Returns: A list of File’s considering all the filtering criteria.

paths(file_ids, prefix=None, suffix=None, preserve_order=True)[source]

Returns a full file paths considering particular file ids, a given directory and an extension

Keyword Parameters:

file_ids : int or [int]
The list of ids of the File objects in the database.
prefix : str
The bit of path to be prepended to the filename stem
suffix : str
The extension determines the suffix that will be appended to the filename stem.
preserve_order : bool
Ignored since the order is always preserved.

Returns a list (that may be empty) of the fully constructed paths given the file ids.

reverse(paths, preserve_order=True)[source]

Reverses the lookup: from certain paths, return a list of File objects

Keyword Parameters:

paths : [str]
The filename stems to query for. This object should be a python iterable (such as a tuple or list)
preserve_order : bool
Ignored since the order is always preserved.

Returns a list (that may be empty).

class bob.db.atnt.File(client_id, client_file_id)[source]

Bases: bob.db.base.File

Files of this database are composed from the client id and a file id.

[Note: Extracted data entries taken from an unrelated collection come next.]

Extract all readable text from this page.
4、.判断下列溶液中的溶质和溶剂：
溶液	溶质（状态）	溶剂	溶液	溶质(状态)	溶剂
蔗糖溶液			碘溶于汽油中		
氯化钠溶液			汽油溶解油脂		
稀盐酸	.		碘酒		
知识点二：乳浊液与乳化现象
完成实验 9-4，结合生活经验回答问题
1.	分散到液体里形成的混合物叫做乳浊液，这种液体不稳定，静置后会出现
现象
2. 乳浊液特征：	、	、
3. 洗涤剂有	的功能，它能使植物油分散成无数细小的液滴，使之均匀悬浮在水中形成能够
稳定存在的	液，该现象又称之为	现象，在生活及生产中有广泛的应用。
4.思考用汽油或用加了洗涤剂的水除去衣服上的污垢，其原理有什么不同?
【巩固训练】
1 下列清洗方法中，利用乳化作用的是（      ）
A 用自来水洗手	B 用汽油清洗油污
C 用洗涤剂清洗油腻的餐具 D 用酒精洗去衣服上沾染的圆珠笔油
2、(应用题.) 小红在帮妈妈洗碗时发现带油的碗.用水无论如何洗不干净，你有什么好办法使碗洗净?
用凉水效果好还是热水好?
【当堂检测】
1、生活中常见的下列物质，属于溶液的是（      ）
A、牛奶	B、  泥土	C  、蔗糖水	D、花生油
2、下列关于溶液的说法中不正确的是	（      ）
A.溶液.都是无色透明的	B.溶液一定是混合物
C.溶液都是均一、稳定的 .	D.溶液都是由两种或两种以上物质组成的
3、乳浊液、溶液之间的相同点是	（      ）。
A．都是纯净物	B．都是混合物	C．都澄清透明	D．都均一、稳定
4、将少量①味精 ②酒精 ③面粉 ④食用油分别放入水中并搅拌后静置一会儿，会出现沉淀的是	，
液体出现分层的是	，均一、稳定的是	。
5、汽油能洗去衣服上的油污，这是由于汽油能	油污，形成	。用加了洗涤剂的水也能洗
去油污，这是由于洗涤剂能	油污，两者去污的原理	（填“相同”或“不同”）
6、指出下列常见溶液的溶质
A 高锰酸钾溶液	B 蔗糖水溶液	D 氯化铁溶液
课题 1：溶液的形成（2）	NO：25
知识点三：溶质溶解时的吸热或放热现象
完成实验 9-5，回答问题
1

static from_file_id(file_id)[source]

Returns the File object for a given file_id

static from_path(path)[source]

Returns the File object for a given path

load(directory=None, extension='.hdf5')[source]

Loads the data at the specified location and using the given extension. Override it if you need to load differently.

Keyword Parameters:

data
The data blob to be saved (normally a numpy.ndarray).
directory
[optional] If not empty or None, this directory is prefixed to the final file destination
extension
[optional] The extension of the filename - this will control the type of output and the codec for saving the input blob.
m_valid_file_ids = set([1, 2, 3, 4, 5, 6, 7, 8, 9, 10])
make_path(directory=None, extension=None)[source]

Wraps the current path so that a complete path is formed

Keyword Parameters:

directory
An optional directory name that will be prefixed to the returned result.
extension
An optional extension that will be suffixed to the returned filename. The extension normally includes the leading . character as in .jpg or .hdf5.

Returns a string containing the newly generated file path.

save(data, directory=None, extension='.hdf5', create_directories=True)[source]

Saves the input data at the specified location and using the given extension. Override it if you need to save differently.

Keyword Parameters:

data
The data blob to be saved (normally a numpy.ndarray).
directory
[optional] If not empty or None, this directory is prefixed to the final file destination
extension
[optional] The extension of the filename - this will control the type of output and the codec for saving the input blob.